Pharmacokinetic profiles, cytotoxicity, and redox metabolism of free and nanoencapsulated curcumin

Abstract

To analyze the biodistribution, pharmacokinetics, and toxicity of curcumin, we made in silico predictions and performed in vitro tests to demonstrate the differences in the behavior of two cells types (peripheral blood mononuclear cells, PBMCs, and fibroblasts, HFF-1 cell line) treated with curcumin nanocapsule formulations and curcumin solution with respect to cytotoxic effects and redox metabolism. We generated in silico, ADME/Tox profile predictions of curcumin using computational tools. We produced and characterized Eudragit® L-100 and PCL nanocapsules containing curcumin using interfacial deposition of preformed polymer, evaluation of hemolytic potential in erythrocytes, cytotoxic capacity (MTT and dsDNA PicoGreen® assay), and influence on redox metabolism (nitric oxide and DCF production) of PBMCs and HFF-1 treated with curcumin nanoformulations and solution response curves. Computational results showed low biodistribution, no permeation at of the blood-brain barrier (BBB), discreet gastrointestinal absorption, a potential inhibitor of cytochrome P450 isoforms (CYP2C9 and CYP3A4), toxicity class IV, and immunomodulatory action.
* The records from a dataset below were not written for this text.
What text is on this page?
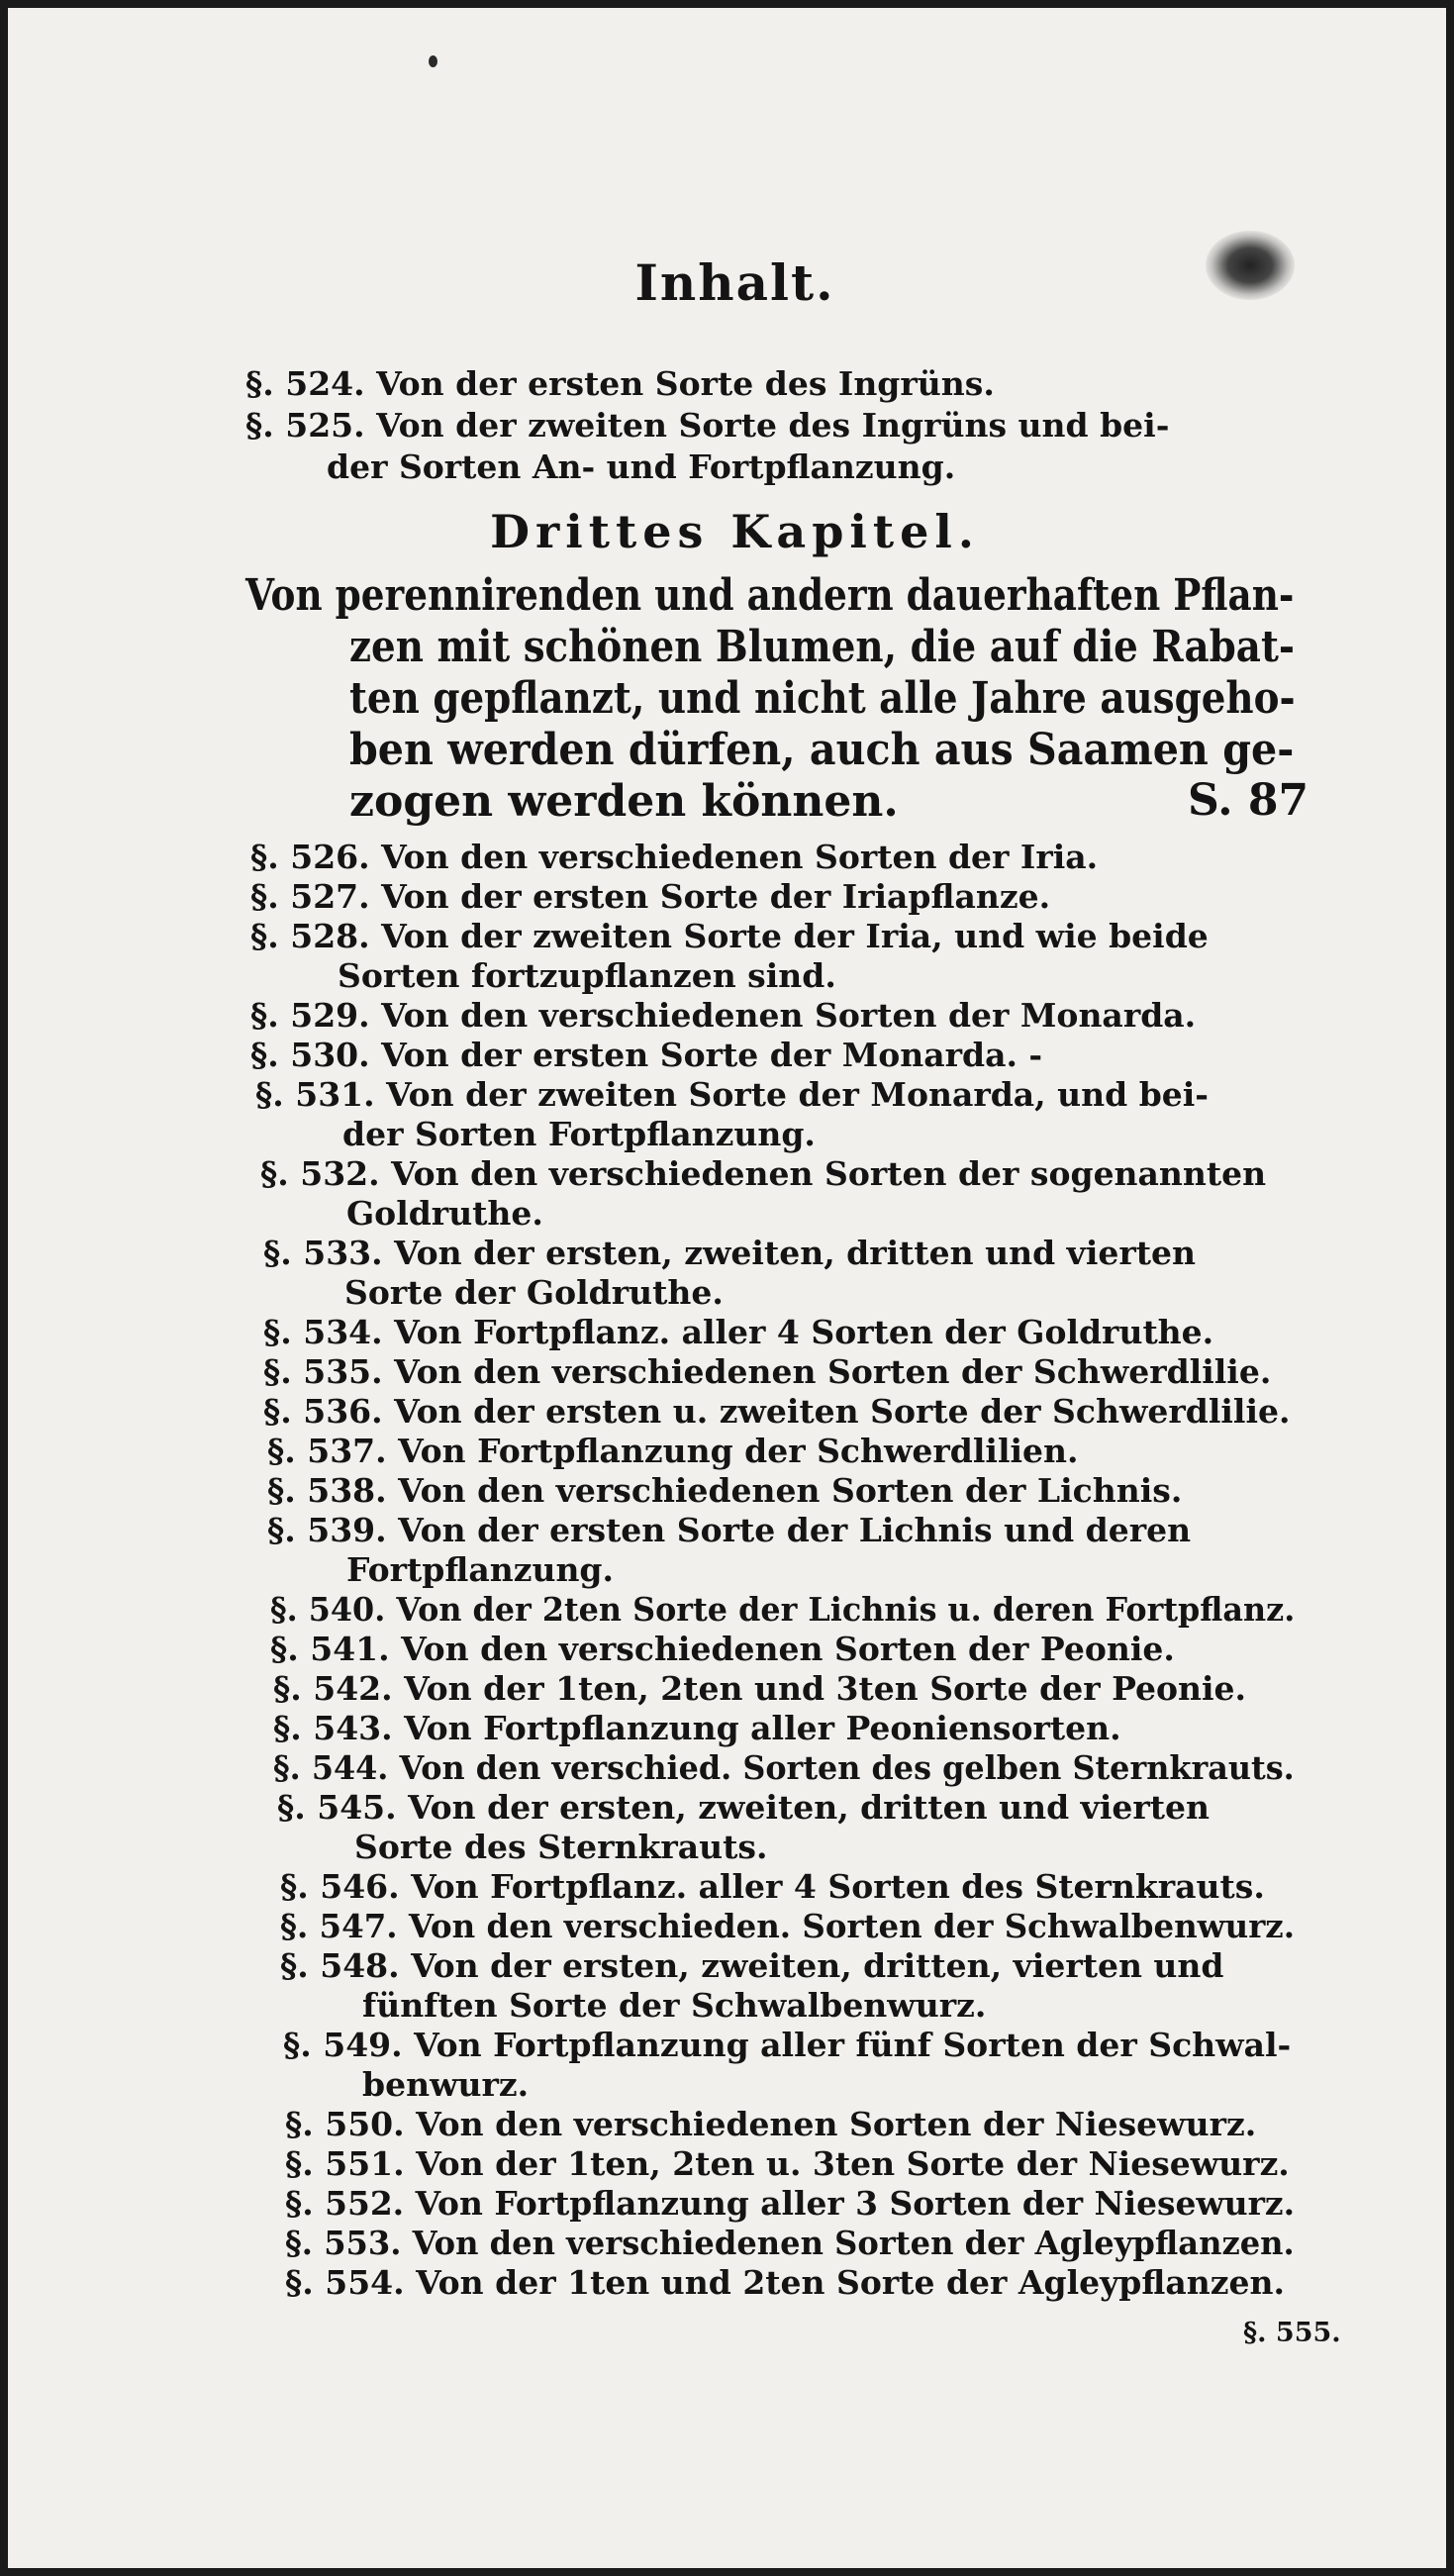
Inhalt.
§. 524. Von der ersten Sorte des Ingrüns.
§. 525. Von der zweiten Sorte des Ingrüns und bei-
der Sorten An- und Fortpflanzung.
Drittes Kapitel.
Von perennirenden und andern dauerhaften Pflan-
zen mit schönen Blumen, die auf die Rabat-
ten gepflanzt, und nicht alle Jahre ausgeho-
ben werden dürfen, auch aus Saamen ge-
zogen werden können.	S. 87
§. 526. Von den verschiedenen Sorten der Iria.
§. 527. Von der ersten Sorte der Iriapflanze.
§. 528. Von der zweiten Sorte der Iria, und wie beide
Sorten fortzupflanzen sind.
§. 529. Von den verschiedenen Sorten der Monarda.
§. 530. Von der ersten Sorte der Monarda. -
§. 531. Von der zweiten Sorte der Monarda, und bei-
der Sorten Fortpflanzung.
§. 532. Von den verschiedenen Sorten der sogenannten
Goldruthe.
§. 533. Von der ersten, zweiten, dritten und vierten
Sorte der Goldruthe.
§. 534. Von Fortpflanz. aller 4 Sorten der Goldruthe.
§. 535. Von den verschiedenen Sorten der Schwerdlilie.
§. 536. Von der ersten u. zweiten Sorte der Schwerdlilie.
§. 537. Von Fortpflanzung der Schwerdlilien.
§. 538. Von den verschiedenen Sorten der Lichnis.
§. 539. Von der ersten Sorte der Lichnis und deren
Fortpflanzung.
§. 540. Von der 2ten Sorte der Lichnis u. deren Fortpflanz.
§. 541. Von den verschiedenen Sorten der Peonie.
§. 542. Von der 1ten, 2ten und 3ten Sorte der Peonie.
§. 543. Von Fortpflanzung aller Peoniensorten.
§. 544. Von den verschied. Sorten des gelben Sternkrauts.
§. 545. Von der ersten, zweiten, dritten und vierten
Sorte des Sternkrauts.
§. 546. Von Fortpflanz. aller 4 Sorten des Sternkrauts.
§. 547. Von den verschieden. Sorten der Schwalbenwurz.
§. 548. Von der ersten, zweiten, dritten, vierten und
fünften Sorte der Schwalbenwurz.
§. 549. Von Fortpflanzung aller fünf Sorten der Schwal-
benwurz.
§. 550. Von den verschiedenen Sorten der Niesewurz.
§. 551. Von der 1ten, 2ten u. 3ten Sorte der Niesewurz.
§. 552. Von Fortpflanzung aller 3 Sorten der Niesewurz.
§. 553. Von den verschiedenen Sorten der Agleypflanzen.
§. 554. Von der 1ten und 2ten Sorte der Agleypflanzen.
§. 555.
In vitro tests showed that cell type influenced curcumin behavior. For cytotoxicity, PBMCs showed a concentration-dependent standard, while HFF-1 cells showed that incubation time was an important variable. Redox interactions showed that nanocapsules induced NO production, and all treatments reduced DCF levels. We highlight the pleiotropic biological activities of curcumin and drug release models so that the therapeutic properties of this polyphenol might be better used. Finally, we emphasize that pharmacological safety must always be evaluated in drug delivery systems and, especially, for substances with multiple interaction pathways.